Rasik D. Raval was born in 1928 in Sabarkantha district, Gujarat. He was a student at the JJ School of Art from 1944-49 at the time of Indian Independence. After completion of his course in 1949, harsh realities of survival dealt a ruthless blow to him. In those desolate days, he lived and painted off the pavement until one day his work caught the eye of a notable art connoisseur, Farokh Mulla. Since Raval had no place to work, Mulla took him under his wings and allowed him to set up a studio at his residence.
He worked in isolation, and often experimented with the folk idiom determined to find a freshness for ancient art forms that existed in India. But he didn’t want to move away from their soul therefore he chose stylization and technique with which to play around creating a body of work that came to represent his own oeuvre. His stylized, elongated figures are rendered in flat, raw, elementary colours, a dramatic use of white and occasionally gold. These figures show ordinary men and women doing daily chores but the artist elevates them from the ordinary by the simplicity of his form and the beauty of his lines. Raval creates drama in his paintings by painting the background in vibrant colors and delineating the forms in white with sure and lyrical brush strokes. The tribal dancers, fisherwomen, fruit sellers, birds and animals remind the viewer of the directness and passion of the cave painters of Bhimbetka or the Warli painters of Maharasthra.
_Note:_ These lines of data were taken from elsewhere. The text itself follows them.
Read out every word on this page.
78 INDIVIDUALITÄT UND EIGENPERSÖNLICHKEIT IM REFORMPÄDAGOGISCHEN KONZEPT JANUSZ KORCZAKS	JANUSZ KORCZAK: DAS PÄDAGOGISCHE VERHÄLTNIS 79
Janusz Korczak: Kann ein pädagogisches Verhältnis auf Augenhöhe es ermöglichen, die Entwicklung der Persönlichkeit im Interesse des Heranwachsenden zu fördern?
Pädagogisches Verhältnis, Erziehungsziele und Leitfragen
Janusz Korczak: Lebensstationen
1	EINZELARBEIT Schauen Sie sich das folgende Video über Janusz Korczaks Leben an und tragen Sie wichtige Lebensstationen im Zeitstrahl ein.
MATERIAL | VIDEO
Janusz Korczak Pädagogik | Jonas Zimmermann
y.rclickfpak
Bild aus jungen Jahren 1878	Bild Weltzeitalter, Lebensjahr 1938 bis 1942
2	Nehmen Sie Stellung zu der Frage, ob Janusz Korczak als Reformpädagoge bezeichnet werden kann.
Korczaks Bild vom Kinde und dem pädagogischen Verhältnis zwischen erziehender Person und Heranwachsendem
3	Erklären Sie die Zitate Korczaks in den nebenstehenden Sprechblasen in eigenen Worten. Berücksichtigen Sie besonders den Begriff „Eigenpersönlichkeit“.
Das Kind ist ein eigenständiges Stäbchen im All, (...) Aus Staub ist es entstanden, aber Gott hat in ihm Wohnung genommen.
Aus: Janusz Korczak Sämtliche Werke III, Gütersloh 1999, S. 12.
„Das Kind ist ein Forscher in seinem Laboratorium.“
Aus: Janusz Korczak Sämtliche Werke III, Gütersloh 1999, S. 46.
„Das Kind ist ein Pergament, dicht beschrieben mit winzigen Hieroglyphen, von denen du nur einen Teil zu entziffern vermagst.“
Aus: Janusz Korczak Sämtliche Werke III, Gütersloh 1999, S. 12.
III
He won the National award from the Bombay Art Society’s annual exhibition in 1952, the Lalit Kala Akademi in 1955 and Academy of Fine Arts, Calcutta in 1957. His paintings appeared regularly in the Illustrated Weekly of India and Marg, and also in The Studio Magazine, London. They have also been collected by the National Gallery of Modern Art, New Delhi, and Chandigarh Museum and by private collectors in India and abroad like Japanese collector of Indian Art, Masanori Fukuoka.